ANC secretary-general Gwede Mantashe already has come close to branding her plan treason. Referring to the fact that her intentions became public during a recent visit to the US, he raised this absurd canard: "We are hoping against hope that it is not an American initiative aimed at destabilising our country. We are very much alive to concerns by Western powers that liberation movements in Africa are too powerful."

Cosatu also tried to undermine Ramphele's grassroots credentials, saying: "She speaks for the class of capitalists which has embraced her and now sees her as a saviour from their working-class enemies."

Van Onselen argues that reputation is not enough to win an influential place in politics. That requires a defined market for a unique policy programme presented by a solid party structure.

Passion and profile may not be enough, but they are essential ingredients, which Ramphele has in buckets, and there can be no doubt that personalities do drive politics.
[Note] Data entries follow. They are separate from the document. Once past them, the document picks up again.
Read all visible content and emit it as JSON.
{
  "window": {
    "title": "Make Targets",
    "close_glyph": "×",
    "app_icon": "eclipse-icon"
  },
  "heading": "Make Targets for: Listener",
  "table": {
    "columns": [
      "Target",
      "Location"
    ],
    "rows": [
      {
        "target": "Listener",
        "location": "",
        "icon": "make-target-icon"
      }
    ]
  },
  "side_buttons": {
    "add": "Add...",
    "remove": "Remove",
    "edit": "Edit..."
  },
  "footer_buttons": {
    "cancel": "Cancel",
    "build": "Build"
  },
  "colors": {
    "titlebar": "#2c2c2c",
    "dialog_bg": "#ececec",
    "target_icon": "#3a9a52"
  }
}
Apart from outsized examples such as Abraham Lincoln, Mahatma Gandhi and Fidel Castro, just think about how those who have claimed the title "South African president" - whether legitimately or not - have shaped the country's history in their eras. Even just since 1994, Nelson Mandela, Thabo Mbeki and now Jacob Zuma have moulded this country and their common platform, the ANC, in quite different ways.

Across the aisle, Helen Suzman, Colin Eglin, Tony Leon and now Helen Zille made quite different things of the brand now known as the DA - each shaped by their own separate personalities.

Ramphele's riveting oratory, her incisive analysis of the elitist corruption corroding our democracy and her call for better things will draw crowds.

But as DA leader Zille pointed out in a weekend address to the South African National Editor's Forum, each post-democracy election has launched a new opposition party, and none has gained traction with voters.

Bantu Holomisa's and Roelf Meyer's United Democratic Movement in 1999, Patricia de Lille's Independent Democrats in 2004 and the Congress of the People in 2009 all promised a personality-driven challenge to ANC hegemony. None succeeded.

South Africa is awash with personalities as strong as Archbishop Desmond Tutu, former ANC minister Jay Naidoo, Mbeki himself and Jonathan Jansen telling us that democracy is dangerously adrift. They all point to the same failings - inequality, joblessness, corruption and collapsing education.

But none has been able to divert us from our course into the rocks.

Ramphele will need to find formidable strengths and skills in addition to the ones she has so far shown if she is to be the one who does.